Wittgenstein opened the way to encounters with continental philosophy. In spite of ongoing differences in subjects and methods, in the late twentieth and early twenty-first centuries continental and analytic philosophers have opened promising new dialogues as exemplified by Richard Rorty, Herbert Dreyfus, Charles Taylor, John McDowell, Hilary Putnam, Stanley Cavell, Alistair McIntyre, Hans-Georg Gadamer, and Jean-François Lyotard, among others. Contemporary philosophy of science, with its historical and sociological sensibility, has also been influenced by continental philosophy as exemplified by Thomas Kuhn, Gaston Bachelard, Jürgen Habermas, Karl-Otto Appel, Ernst Tugendhat, Ian Hacking, Paul Feyerabend, Patrick Heelan, Joseph J. Kockelmans, Ted Kiesel, and Thomas M. Seebohm. Continental philosophy has especially impacted Heidegger-influenced existential psychoanalysis as exemplified by the work of Jean Piaget, Ludwig Binswanger, Medard Boss, Erich Fromm, William J. Richardson, and Jacques Lacan.

With its roots in the Enlightenment, the analytic tradition, for the most part, stresses clarity and precision in thought and language, an ahistorical view of truth, reason, and human nature. It tends to critique traditional religion, morality, and metaphysics. With the exception of the more conservative Wittgenstein, analytic philosophers, for the most part, adhere to a progressive, liberal, and democratic worldview. In contrast, heavily influenced by Hegel's ideas about the intrinsic historicity of human thought and action, continental tradition, for the most part, is concerned with the historical, cultural, and social conditions of human life and tends to be focused on issues of liberation and "emancipation" from individual and social injustice. Some continental philosophers are critical of modernism and liberal democracy, especially Heidegger and some postmodernists. There are many exceptions, including the liberal Western Marxists György Lukács (1885–1971), Ernst Bloch (1885–1977), and Antonio Gramsci (1891–1937), as well as the Frankfurt School. In the twenty-first century, continental philosophy is strongly represented by French philosophers.

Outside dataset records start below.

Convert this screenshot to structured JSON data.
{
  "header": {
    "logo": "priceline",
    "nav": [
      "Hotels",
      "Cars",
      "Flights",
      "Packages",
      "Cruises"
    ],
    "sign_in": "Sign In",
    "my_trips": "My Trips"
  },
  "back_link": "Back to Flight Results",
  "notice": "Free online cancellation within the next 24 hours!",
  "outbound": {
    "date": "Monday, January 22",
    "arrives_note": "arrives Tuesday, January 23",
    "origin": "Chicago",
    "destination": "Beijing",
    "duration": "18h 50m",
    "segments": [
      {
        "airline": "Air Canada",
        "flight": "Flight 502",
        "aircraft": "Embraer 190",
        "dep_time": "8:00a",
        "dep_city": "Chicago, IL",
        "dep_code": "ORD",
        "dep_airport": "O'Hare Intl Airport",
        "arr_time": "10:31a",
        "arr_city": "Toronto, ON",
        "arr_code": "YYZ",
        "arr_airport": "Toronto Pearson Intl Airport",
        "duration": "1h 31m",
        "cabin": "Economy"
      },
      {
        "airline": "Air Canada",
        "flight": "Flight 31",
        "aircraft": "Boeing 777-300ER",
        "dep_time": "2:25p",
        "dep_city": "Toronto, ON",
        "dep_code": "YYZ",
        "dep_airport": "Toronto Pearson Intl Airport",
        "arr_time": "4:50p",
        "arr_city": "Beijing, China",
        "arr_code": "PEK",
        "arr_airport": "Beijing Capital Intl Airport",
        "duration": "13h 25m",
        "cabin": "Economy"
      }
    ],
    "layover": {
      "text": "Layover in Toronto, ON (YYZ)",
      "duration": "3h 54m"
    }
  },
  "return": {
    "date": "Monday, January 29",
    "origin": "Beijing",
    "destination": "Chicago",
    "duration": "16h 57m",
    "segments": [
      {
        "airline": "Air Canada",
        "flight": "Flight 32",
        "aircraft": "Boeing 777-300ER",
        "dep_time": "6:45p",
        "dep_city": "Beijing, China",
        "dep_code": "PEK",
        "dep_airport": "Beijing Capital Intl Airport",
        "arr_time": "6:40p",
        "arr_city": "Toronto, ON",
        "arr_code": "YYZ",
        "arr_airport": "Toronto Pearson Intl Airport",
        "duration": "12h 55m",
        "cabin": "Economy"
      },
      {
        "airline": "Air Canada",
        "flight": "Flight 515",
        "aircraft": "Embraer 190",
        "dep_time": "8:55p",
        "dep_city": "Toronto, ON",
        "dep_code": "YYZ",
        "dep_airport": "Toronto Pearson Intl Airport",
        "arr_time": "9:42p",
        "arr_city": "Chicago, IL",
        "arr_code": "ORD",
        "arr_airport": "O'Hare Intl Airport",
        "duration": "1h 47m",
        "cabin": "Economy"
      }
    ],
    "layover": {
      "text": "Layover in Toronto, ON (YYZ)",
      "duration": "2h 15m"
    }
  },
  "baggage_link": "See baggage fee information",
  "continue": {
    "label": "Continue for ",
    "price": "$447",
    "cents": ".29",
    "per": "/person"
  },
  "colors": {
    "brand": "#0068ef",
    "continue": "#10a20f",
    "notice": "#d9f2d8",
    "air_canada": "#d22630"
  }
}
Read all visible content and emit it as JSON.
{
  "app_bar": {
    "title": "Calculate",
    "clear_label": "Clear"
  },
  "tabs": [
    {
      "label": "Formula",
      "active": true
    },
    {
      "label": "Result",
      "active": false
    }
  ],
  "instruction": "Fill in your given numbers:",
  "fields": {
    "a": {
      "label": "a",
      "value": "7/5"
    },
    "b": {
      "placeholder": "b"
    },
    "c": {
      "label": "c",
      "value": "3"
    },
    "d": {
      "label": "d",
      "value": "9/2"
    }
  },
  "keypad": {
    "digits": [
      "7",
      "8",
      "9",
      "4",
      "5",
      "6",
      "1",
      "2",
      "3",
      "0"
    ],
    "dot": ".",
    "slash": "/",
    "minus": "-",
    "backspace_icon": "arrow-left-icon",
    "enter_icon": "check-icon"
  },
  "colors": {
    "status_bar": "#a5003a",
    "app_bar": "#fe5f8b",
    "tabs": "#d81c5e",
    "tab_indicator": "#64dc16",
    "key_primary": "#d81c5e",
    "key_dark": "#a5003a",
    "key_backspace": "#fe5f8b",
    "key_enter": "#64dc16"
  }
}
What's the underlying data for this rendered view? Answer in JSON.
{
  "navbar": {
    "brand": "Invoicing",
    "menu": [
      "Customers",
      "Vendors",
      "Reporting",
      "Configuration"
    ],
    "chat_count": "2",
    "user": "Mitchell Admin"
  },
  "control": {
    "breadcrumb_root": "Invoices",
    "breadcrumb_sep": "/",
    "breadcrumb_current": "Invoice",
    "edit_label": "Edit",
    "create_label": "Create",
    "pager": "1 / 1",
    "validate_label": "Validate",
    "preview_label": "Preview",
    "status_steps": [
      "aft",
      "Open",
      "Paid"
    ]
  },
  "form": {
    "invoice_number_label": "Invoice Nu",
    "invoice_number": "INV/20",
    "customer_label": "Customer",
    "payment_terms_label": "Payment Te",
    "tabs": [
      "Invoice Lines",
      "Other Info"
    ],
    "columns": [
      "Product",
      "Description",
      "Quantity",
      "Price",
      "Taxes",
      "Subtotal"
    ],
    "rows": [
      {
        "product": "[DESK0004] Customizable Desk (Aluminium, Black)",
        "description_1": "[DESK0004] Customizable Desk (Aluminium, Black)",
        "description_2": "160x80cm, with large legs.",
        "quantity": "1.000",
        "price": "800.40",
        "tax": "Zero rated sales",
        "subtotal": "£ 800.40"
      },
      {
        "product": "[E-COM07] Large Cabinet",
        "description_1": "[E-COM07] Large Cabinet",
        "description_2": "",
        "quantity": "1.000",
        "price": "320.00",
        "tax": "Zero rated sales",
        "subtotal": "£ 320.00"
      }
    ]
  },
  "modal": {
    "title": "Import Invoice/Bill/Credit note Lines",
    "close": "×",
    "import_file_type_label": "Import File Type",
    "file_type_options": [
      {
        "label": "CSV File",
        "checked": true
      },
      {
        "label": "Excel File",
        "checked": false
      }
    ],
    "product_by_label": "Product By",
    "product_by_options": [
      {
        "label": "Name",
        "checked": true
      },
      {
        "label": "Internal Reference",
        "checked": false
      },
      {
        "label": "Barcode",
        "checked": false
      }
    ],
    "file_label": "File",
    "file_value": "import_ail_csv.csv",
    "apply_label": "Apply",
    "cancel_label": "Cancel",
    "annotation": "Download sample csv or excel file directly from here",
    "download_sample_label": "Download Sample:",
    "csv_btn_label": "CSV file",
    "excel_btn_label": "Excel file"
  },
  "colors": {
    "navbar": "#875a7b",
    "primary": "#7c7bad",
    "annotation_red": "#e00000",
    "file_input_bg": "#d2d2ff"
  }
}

Because of the great impact of nineteenth-century German idealism and European Romanticism on continental philosophy, some continental philosophers, in the footsteps of Schopenhauer, Max Weber (1864–1920), Max Scheler (1874–1928), and Oswald Spengler (1880–1936), have been critical of modern, urbanized, and industrialized society. Haunted by the loss of a mostly idealized ancient, medieval world of agricultural and hierarchical life forms, they have sought to recover a holistic view of human life as adumbrated in the "philosophies of life" of Friedrich Nietzsche (1844–1900), Wilhelm Dilthey (1833–1911), and Henri-Louis Bergson (1859–1941). Some continental philosophers, especially feminist philosophers, have emphasized the dimensions of the aesthetic life, the emotional, imaginative, creative, and "unconscious" aspects of human existence.